Maternal Interventions to Reduce Asthma: Targeting Novel Endotypes in Early Life

HORIZON.1.1HORIZON-ERC-POCID: 101248097
EC Contribution
€1,500
Consortium Size
1 orgs
Start Year
2026
Summary

Asthma is a common childhood disorder with a heterogeneous presentation, representing multiple disease endotypes with distinct underlying mechanisms. Understanding these mechanisms in early life can enable personalised asthma prevention, addressing a significant unmet medical need, but no asthma/wheeze endotypes have been identified in young children that can be targeted. My preliminary findings from untargeted plasma metabolomics profiling in the COPSAC2010 and VDAART birth cohorts showed that maternal oxylipins, particularly undetectable 12-HETE, are associated with a distinct asthma endotype. Further, preliminary data showed a primary preventive effect of n-3 long-chain polyunsaturated fatty acid (n-3 LCPUFA) supplementation in pregnancy only among mothers with detectable 12-HETE levels, highlighting a potential for personalised prevention.

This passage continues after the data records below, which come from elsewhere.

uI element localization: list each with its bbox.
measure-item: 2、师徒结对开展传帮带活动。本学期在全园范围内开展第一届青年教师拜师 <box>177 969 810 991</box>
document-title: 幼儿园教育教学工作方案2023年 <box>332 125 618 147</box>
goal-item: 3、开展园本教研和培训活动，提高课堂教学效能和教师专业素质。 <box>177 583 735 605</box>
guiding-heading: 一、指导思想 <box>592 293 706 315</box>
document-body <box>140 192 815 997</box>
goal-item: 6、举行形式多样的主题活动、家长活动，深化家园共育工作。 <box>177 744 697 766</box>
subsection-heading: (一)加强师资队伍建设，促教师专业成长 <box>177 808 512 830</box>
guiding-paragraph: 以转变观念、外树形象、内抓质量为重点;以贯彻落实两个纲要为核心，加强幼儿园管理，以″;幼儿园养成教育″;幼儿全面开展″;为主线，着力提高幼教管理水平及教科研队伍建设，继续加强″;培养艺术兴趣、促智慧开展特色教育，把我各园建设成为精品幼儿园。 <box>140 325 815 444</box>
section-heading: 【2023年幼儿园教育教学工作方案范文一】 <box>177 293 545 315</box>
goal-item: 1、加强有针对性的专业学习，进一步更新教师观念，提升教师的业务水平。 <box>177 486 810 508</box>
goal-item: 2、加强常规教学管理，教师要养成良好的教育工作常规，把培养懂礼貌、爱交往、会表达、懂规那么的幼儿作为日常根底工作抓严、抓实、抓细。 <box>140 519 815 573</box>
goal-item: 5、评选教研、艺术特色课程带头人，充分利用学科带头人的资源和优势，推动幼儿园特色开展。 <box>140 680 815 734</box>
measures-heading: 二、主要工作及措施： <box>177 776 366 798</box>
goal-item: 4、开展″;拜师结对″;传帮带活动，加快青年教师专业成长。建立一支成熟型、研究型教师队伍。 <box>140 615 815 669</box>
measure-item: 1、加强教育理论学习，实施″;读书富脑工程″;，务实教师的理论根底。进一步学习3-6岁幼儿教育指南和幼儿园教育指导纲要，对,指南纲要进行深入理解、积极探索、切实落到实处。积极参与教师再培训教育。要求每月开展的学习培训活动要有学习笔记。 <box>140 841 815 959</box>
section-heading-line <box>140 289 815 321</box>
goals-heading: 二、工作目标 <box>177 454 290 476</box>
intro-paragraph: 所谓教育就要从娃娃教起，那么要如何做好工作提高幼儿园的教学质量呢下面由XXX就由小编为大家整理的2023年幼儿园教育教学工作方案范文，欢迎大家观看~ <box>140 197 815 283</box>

The MIRA project aims to uncover the mechanisms behind this novel oxylipin-associated childhood asthma endotype and develop tailored prevention strategies. This involves measuring targeted oxylipin profiles and investigating the determinants of maternal oxylipins during pregnancy and their impacts on infant alveolar macrophages (AMs), airway microbiome, longitudinal metabolome and proteome, and asthma outcomes in COPSAC2010 and VDAART. The project will also explore personalised strategies involving prenatal n-3 LCPUFA exposure. Mechanistic studies using wild-type and ALOX15-/- transgenic mice will evaluate the effects and uncover the mechanism. A key innovation of this project is the development of dry blood spot (DBS) screening tool for pregnant women, enabling early risk stratification and personalised intervention. The project will engage in patenting, technology transfer, intellectual property protection, and prototype validation with industry partners, paving the way for integrating the screening tool into prenatal care to prevent childhood asthma before birth.